On 28 April, the DfT set out how vehicles fitted with Automated Lane Keeping System (ALKS) technology could legally be defined as self-driving.
This is as long as they receive GB type approval and there is no evidence to challenge the vehicle’s ability to self-drive.
Transport minister Rachel Maclean has described the announcement as “a major step for the safe use of self-driving vehicles in the UK”.
However, Thatcham Research and the Association of British Insurers (ABI) are urging caution – warning that ALKS is not autonomous, but rather an assisted driving system as it relies on the driver to take back control.
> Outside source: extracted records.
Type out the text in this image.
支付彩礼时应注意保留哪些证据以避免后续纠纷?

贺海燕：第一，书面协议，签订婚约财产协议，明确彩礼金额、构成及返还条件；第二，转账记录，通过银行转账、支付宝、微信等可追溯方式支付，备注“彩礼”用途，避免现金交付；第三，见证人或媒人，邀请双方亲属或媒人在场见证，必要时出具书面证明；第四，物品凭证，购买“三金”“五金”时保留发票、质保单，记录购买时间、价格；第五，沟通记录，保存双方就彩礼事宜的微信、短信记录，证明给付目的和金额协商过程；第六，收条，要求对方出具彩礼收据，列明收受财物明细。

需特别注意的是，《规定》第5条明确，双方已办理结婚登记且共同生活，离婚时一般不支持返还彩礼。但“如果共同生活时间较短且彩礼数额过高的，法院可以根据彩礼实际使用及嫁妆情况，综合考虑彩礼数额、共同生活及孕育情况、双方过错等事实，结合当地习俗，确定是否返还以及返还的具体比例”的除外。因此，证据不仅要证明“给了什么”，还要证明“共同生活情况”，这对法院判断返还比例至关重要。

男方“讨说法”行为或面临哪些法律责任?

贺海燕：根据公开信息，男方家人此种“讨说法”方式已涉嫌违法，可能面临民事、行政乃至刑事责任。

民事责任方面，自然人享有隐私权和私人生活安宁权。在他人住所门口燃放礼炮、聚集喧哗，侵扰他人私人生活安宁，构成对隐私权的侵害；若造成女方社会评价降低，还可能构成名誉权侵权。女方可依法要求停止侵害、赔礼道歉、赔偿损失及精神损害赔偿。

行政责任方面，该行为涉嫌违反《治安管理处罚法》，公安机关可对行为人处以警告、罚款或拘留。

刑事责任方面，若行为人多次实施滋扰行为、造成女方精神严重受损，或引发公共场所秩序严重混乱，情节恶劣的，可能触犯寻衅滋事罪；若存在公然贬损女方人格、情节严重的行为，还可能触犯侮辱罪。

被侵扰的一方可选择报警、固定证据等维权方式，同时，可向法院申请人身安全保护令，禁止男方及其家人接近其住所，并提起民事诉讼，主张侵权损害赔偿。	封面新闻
Matthew Avery, director of research at Thatcham Research, said: “There is still a lot of work needed by both legislators and the automotive industry before any vehicle can be classed as automated and allowed safely on to the UK roads.”
ALKS – automated or assisted?
ALKS is a system that is capable of taking control of a vehicle travelling at low speed on a motorway.
When activated, ALKS keeps a vehicle within its lane, controlling movements for extended periods of time without the driver needing to do anything. The driver must be ready and able to resume driving control when prompted by the vehicle.
Under conditions set out by the Government, its use will be limited to speeds of up to 37mph on motorways.
The Government hopes the technology could improve road safety by reducing human error, which contributes to over 85% of collisions.
However, Thatcham Research and the ABI believe there are four non-negotiable criteria that need to be met before ALKS can be classified as automated:
- The vehicle must have the capability, and be allowed through legislation, to safely change lanes to avoid an incident
- The vehicle must have the capability to find a “safe harbour” at the side of the road and not stop in a “live” lane
- The systems on the vehicle must be able to recognise UK road signs and this needs to be assured by an independent organisation
- Data must be made available remotely through a neutral server for any incident to verify who was “in charge” at the time of the incident – the driver or the vehicle
Matthew Avery added: “ALKS as currently proposed by the Government are not automated. They are assisted driving systems as they rely on the driver to take back control.
“Aside from the lack of technical capabilities, by calling ALKS automated our concern also is that the UK Government is contributing to the confusion and frequent misuse of assisted driving systems that have unfortunately already led to many tragic deaths.
“A widespread and effective ongoing communications campaign led by the automotive industry and supported by insurers and safety organisations is essential if we are going to address current and future misconceptions and misuse.”